The Law versus Mercy

While the legal system has the duty to apply the law and be judged by it, God’s judgment is mercy. Mercy always wins out. It is the defining aspect of Christian life, which is a reason it needs to be given ascendancy. Christians work within the law, but the law of Christ has its primacy. We are freed from the law so we can promote works of mercy.

Onto the Next Week

Monday, September 3, 2018

Changes on Morrissey Boulevard

On Sunday night, I walked by the new UMass Boston dormitories. They appear to be a well-constructed, contemporary set of buildings, and it is terrific to see the Columbia Point area have neighbors. Almost overnight, the character of this part of Dorchester has changed. One thousand and seventy-seven students have been added to the area and they will create a new type of energy. The campus is looking beautiful and I'm sure these students will spend many hours walking the nearby Boulevard that fronts the Atlantic Ocean.

Parents dropped off their children with both pride and concern. It is a big step for many parents who are sending many first-generation students to college. Many students stood in the landing of their floor and waved goodbye to their parents as they left them to get settled before classes begin.

The dormitories complement the work that is done on the boulevard making it a long string of housing from the JFK MBTA stop to the ocean. The land borders what used to be called Columbia Point, but is now called Harborview Apartments, which is a mixed-residential development area. While Columbia Point used to be fenced off, it is now open to the UMass area providing an exchange of pedestrian access.

It leads up to the Ted Kennedy Institute and the JFK Library, plus the new parking area for the Commonwealth Museum, which is a must-see museum because it contains a Massachusetts copy of the U.S. Constitution, plus other foundational documents, and a brief history of rotation topics.

The JFK Library was hopping last night for a wedding that forms a romantic setting overlooking the ocean.
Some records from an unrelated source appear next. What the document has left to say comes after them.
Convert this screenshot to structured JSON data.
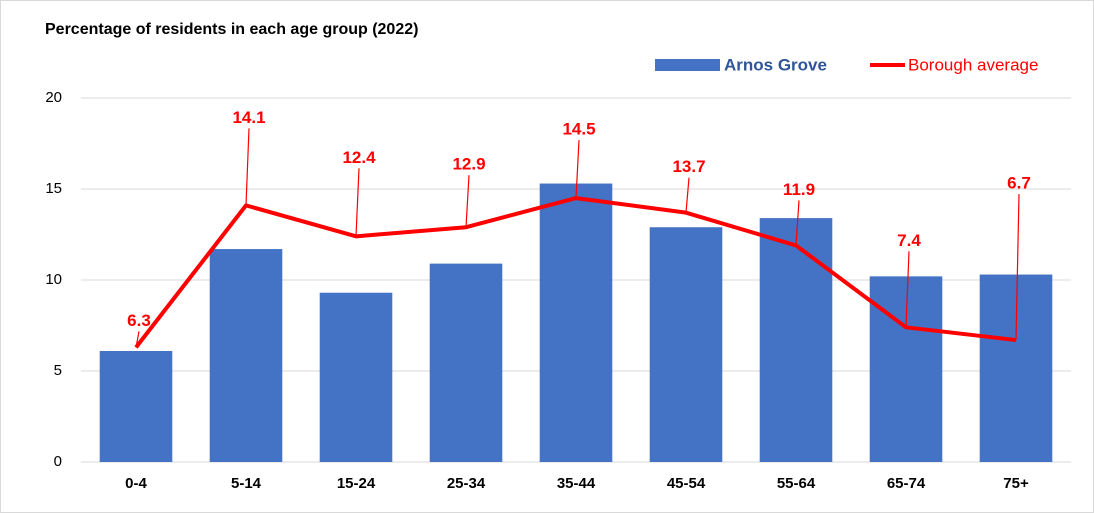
{
  "chart_data": {
    "type": "combo",
    "title": "Percentage of residents in each age group (2022)",
    "categories": [
      "0-4",
      "5-14",
      "15-24",
      "25-34",
      "35-44",
      "45-54",
      "55-64",
      "65-74",
      "75+"
    ],
    "series": [
      {
        "name": "Arnos Grove",
        "type": "bar",
        "color": "#4472c4",
        "values": [
          6.1,
          11.7,
          9.3,
          10.9,
          15.3,
          12.9,
          13.4,
          10.2,
          10.3
        ]
      },
      {
        "name": "Borough average",
        "type": "line",
        "color": "#ff0000",
        "values": [
          6.3,
          14.1,
          12.4,
          12.9,
          14.5,
          13.7,
          11.9,
          7.4,
          6.7
        ]
      }
    ],
    "ylim": [
      0,
      20
    ],
    "yticks": [
      0,
      5,
      10,
      15,
      20
    ],
    "grid": true,
    "legend": "top-right"
  }
}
Nearby is a great parcel of land that is soon to be developed. One can sense that it is going to be a large-scaled residential, commercial, and retail development. The Point will not know what hit them.

Across the way from BC High is the former Boston Globe that is being gutted and retrofitted for new light industrial workspace and restaurants. Work is fairly constant, as is change. Each day the area is looking more desirable, and what energy!

Tuesday, August 28, 2018

Appreciation for Public Transportation

For the past two weeks, I've had to take the subway system into Boston each morning and home during the late afternoon. I am impressed. During rush hour, I've been able to board a train within three to five minutes of my arrival. The trains are standing room only and the passengers are accommodating. The ride along the Red Line for six stops has been efficient and smooth.

The ride home has been equally smooth and efficient. Even in the midst of hot, humid weather, the trains are well air-conditioned and on-time. The city moves people well and the transit system is well-used. A diversity of people ride the subways trains, which are reliable. I am edified to know how well the city works to move people efficiently. Questions remain about how much more growth it can handle, but for the time being, I give the city high marks.

Thursday, August 16, 2018

Good Morning

The other day, I boarded Boston's MBTA Red line on my way into the city. The woman announcer starts to speak on the Public Address System. She says something like this:

"Good morning, friends. I hope you are having a good day. It is quite a good day and I wish you blessings, peace, and much happiness. I hope good things come your way today and that you are able to turn to your neighbor and wish them a good morning as well."

People giggled and shook their heads, not in disgust, but in disbelief.

"She continued. We are neighbors and it is always better when we see each other as fellow travelers that we can wish well. Enjoy your day, and greet your neighbor."

She signed off and people laughed. They turned to their neighbors to check their expression and within seconds everyone was talking with each other and laughing.